海外でのクレジットカード払いに日本円を選択したら、余計にいくら支払うことになるのか
海外でショッピングをしてクレジットカードで支払うときに、現地通貨と日本円を選べることがある。どちらを選んでも最終的には自分の銀行口座から引き落とされるのだから、はじめから日本円を選んでおけば出費の管理が簡単にも思える。
しかしこれがくせ者で、一見便利そうなサービスに、余計な為替手数料を上乗せされて支払い金額が多くなる恐れがある。
では、このサービスにはいったいいくらの手数料が上乗せされているのだろうか。ふだんは、カードで支払うときにいちいち比較をしないが、気になったので、確認してみることにした。
マドリードの人気バルでの支払いは
ここはマドリードで地元の人に人気のバル。食事の時間はたいへん混雑している。
混雑時は人が多すぎるから、食事時間帯が終わってしばらくしてから撮影したのが上の写真。だんだん空いてくる。外国人客が来ることはほとんどないらしい。
午後5時過ぎ、少し早い夕食に頼んだのはこれ。スペインといえば生ハムで、せっかくスペインに来たのならじっくりと味わいたい。
なお、午後5時過ぎは日本人には早い夕食だが、スペイン人には昼食が終わる時間だ。だからだんだん空いてくるのだ。
勘定の21.50ユーロは日本円でいくら?
で、食後に勘定を頼んだら料金は21.50ユーロだった。
VISAカードをカマレラ(女の店員)に渡して、暗証番号を打ちこんだら、彼女が一瞬だけ怪訝な顔をして、支払機の画面を再びぼくに向けた。そこには、ユーロと日本円の選択画面が表示されていた。
説明文は英語でこう書かれている。
You have the choice of paying your bill in either EUR or JPY EXCH. RATE 1 JPY = 0.0074595EUR Includes 3 % markup over wholesale rate provided by BBVR on 16/11/18 Press EURO or JPY
あなたは、ユーロまたは日本円のいずれかで支払うことができます。交換レートは1円 = 0.0074595ユーロで、BBVR銀行が提供する18年11月16日のホールレートに3%が上乗せされています。
この文章を把握するのは、慣れていればどうってことないかもしれないが、このようなタイミングでじっくり読むのは難しい。ようするに、市場取引の両替率に3%を上乗せしているようだ。

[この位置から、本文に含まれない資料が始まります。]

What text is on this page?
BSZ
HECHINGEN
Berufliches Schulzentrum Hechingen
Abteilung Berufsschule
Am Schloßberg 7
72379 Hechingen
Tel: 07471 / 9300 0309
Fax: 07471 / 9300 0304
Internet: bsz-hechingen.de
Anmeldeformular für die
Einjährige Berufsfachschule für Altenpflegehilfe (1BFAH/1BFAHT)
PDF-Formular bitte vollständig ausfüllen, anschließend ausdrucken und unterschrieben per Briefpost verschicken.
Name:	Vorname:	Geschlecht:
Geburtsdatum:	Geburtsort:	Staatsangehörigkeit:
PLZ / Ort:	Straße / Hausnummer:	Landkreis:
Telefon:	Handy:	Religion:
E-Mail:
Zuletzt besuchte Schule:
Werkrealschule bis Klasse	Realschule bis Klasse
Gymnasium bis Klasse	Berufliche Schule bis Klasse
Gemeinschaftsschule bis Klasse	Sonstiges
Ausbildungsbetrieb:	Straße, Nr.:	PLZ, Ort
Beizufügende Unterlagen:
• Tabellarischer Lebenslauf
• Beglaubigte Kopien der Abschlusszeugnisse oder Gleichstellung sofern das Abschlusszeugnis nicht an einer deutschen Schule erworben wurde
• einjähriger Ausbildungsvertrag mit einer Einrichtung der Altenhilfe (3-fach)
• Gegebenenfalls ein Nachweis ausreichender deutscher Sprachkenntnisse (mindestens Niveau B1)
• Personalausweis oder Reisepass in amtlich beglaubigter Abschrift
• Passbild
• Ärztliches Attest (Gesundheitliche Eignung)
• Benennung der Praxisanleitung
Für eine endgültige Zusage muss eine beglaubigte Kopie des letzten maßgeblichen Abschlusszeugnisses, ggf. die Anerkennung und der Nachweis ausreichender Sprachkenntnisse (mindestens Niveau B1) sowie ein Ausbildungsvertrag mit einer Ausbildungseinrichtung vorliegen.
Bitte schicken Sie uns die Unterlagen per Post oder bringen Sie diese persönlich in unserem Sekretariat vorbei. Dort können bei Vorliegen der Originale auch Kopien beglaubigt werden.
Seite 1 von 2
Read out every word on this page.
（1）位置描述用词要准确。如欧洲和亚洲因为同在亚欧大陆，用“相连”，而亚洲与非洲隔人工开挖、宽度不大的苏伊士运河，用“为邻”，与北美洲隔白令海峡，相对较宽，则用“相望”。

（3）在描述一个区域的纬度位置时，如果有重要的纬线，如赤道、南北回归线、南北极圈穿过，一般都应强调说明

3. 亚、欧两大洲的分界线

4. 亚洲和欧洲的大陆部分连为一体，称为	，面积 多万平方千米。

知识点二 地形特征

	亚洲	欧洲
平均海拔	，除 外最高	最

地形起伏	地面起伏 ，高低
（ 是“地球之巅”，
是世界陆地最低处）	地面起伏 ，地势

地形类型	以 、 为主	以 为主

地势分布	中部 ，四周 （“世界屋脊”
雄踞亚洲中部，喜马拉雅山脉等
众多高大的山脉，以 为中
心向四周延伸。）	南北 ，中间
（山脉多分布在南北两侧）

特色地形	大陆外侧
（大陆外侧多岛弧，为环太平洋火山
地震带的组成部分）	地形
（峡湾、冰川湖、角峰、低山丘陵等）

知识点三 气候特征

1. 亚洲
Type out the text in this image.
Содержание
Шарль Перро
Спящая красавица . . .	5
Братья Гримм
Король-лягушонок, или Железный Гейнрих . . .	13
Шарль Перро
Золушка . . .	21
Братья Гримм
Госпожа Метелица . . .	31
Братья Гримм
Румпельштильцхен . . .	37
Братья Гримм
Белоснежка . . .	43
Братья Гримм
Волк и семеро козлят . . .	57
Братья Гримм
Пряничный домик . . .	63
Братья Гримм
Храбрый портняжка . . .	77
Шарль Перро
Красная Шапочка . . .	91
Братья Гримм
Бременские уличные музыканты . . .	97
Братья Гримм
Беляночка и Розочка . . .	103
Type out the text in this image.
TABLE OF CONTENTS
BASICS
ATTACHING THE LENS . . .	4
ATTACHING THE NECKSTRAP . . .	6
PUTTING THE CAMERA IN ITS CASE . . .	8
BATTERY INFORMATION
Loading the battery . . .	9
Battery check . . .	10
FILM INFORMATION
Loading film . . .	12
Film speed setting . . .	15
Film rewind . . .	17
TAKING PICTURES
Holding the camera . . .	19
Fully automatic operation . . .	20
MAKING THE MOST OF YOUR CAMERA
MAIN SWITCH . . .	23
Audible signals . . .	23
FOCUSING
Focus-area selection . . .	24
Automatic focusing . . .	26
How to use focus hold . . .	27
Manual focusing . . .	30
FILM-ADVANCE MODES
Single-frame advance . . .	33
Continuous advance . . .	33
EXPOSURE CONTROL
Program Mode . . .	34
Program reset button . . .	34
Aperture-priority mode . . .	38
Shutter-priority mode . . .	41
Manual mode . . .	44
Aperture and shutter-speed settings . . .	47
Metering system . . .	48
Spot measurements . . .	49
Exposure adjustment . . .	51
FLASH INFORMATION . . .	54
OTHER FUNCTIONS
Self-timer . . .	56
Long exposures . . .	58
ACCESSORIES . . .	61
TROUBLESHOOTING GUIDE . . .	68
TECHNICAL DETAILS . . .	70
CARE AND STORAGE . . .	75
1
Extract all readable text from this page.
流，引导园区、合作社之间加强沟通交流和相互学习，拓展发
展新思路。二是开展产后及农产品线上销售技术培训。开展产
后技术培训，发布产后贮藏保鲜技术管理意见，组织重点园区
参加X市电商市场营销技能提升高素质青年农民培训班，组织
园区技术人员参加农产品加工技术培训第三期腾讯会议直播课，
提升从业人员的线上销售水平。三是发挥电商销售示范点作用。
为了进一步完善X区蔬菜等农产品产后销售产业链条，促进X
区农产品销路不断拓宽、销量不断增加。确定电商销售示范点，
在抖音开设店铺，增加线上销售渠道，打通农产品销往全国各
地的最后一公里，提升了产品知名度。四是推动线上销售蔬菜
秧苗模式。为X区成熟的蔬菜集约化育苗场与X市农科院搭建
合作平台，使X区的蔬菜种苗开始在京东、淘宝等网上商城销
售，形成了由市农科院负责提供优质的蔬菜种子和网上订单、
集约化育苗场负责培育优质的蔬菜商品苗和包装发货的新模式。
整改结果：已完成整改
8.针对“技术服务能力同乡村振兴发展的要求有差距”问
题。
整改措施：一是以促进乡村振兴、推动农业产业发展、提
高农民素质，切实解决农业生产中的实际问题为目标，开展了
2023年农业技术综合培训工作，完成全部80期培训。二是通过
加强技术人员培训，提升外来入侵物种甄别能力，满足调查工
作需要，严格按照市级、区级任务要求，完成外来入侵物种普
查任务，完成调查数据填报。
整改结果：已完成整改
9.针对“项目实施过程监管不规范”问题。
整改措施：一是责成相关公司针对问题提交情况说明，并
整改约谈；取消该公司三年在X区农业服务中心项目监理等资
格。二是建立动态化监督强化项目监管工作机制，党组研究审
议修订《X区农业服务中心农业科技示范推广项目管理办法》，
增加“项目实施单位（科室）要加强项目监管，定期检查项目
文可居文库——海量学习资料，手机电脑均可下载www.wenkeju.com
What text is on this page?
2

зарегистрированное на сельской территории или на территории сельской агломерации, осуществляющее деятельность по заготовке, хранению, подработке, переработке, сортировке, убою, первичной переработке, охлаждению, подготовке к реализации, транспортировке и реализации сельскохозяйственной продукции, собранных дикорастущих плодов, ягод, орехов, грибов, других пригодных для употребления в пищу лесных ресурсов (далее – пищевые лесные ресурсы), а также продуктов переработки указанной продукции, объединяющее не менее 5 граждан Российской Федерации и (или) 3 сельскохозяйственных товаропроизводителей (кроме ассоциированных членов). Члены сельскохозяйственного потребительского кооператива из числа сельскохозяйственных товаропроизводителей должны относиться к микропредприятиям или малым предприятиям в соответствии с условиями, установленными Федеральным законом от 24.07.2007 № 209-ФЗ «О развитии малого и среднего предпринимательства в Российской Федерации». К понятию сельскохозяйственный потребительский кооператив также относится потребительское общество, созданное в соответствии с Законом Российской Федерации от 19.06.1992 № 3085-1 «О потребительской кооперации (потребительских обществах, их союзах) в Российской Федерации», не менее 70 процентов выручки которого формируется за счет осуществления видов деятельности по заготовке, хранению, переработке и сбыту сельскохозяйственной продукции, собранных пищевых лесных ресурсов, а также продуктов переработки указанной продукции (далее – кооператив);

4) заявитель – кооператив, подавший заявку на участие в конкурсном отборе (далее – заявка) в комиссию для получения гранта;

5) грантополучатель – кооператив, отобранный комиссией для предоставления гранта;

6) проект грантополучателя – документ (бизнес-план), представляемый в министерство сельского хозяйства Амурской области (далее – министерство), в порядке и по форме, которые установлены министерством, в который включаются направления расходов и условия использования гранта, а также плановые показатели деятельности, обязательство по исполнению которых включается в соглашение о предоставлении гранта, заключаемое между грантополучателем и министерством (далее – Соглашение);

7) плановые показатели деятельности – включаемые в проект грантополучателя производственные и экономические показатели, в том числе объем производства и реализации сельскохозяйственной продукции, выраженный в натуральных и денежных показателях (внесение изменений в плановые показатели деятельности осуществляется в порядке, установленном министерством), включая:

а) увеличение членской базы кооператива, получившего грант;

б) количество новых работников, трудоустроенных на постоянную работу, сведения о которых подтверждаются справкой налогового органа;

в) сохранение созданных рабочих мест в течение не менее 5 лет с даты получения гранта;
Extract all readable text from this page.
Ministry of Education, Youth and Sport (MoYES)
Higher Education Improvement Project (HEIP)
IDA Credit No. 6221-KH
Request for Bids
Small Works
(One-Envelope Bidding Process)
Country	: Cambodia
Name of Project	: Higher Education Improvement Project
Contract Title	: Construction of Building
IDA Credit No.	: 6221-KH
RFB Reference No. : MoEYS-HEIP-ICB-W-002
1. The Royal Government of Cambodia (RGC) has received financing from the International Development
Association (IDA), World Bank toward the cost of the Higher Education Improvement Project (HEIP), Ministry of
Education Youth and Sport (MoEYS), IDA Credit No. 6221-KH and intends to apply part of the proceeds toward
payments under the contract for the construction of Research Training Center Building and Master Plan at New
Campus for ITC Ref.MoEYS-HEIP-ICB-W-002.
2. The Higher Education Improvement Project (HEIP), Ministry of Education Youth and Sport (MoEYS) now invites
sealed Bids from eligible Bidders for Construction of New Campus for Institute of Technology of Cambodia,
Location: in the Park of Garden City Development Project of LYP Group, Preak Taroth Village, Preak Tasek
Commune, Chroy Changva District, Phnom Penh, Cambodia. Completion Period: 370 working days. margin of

そもそも両替率がいくらなのかが分からない。両替率は、銀行やVISAがマーケットの価格を見ながらそれぞれ自社に都合がいいように決めているのだが、ぼくが実際にいくら支払うかは店からの請求書がVISAに届いた日のレートによるので、店でサインをする段階ではまだユーザーには分からない。
結局ここでは、ぼくはユーロでの支払いを選んだ。
日本円を選ぶと3%多く支払うことに
では、実際に支払う金額はいくらだろうか。ぼくのカードはセゾンカードなので、数日後にネットのセゾン会員ページをチェックしたら、計上されていた支払額は2817円だった。決済日は夕食の2日後。銀行間レートにはほとんど動きはなかった。
それぞれの支払額を比較するとこうなる。
- バルの勘定:ユーロ建て21.50ユーロ
- バルの勘定:円建て2882円 (円換算レート:134.0465)
- カード会社からの請求金額:2817円 (円換算レート:131.0233)
やはり、バルの支払機に表示された日本円の金額は、微妙にレートが悪い。割合でいうと2.3%上乗せされている。正確に3%でない理由はぼくにはよく分からないが、銀行が設定しているレートや、実際の換算日などの諸条件によって、若干の違いがあるのかもしれない。
3%といえば少し前の消費税と同じ割合で、支払金額が大きいと莫迦にならない額だ。
フィリピーナとおぼしきカマレラは表示を見ながら「こんなのはじめて見たわ」と言っていた。この店は外国人が訪れることは滅多にないから、これまでにユーロ以外の通貨が表示されたことがないそうだ。
数年前からみかけるようになった、支払い通貨を現地通貨と円とで選択できるこのサービスは、どうやら、カード会社が手数料3%を上乗せするために始めたサービスで、加盟店に適用を働きかけているらしい。加盟店がOKすれば、手数料は店とカード会社で山分けする仕組みなのだそうだ。
こういう、ユーザーに不利な支払い条件をサービスといっていいのか分からない。「3%上乗せします」と明記してあるから一概にVISAの儲け主義を非難することもできないが、分かりにくくて情弱のユーザーを手玉にとっているようにも感じられる。
何にせよ、余計なサービスには余計なお金を取られるのだから、支払い時にはよく確認して、日本円を選ばないようにしたい。実は、ぼくはうっかり日本円を選んでしまったことがあり、反省して、いまはよく注意ししている。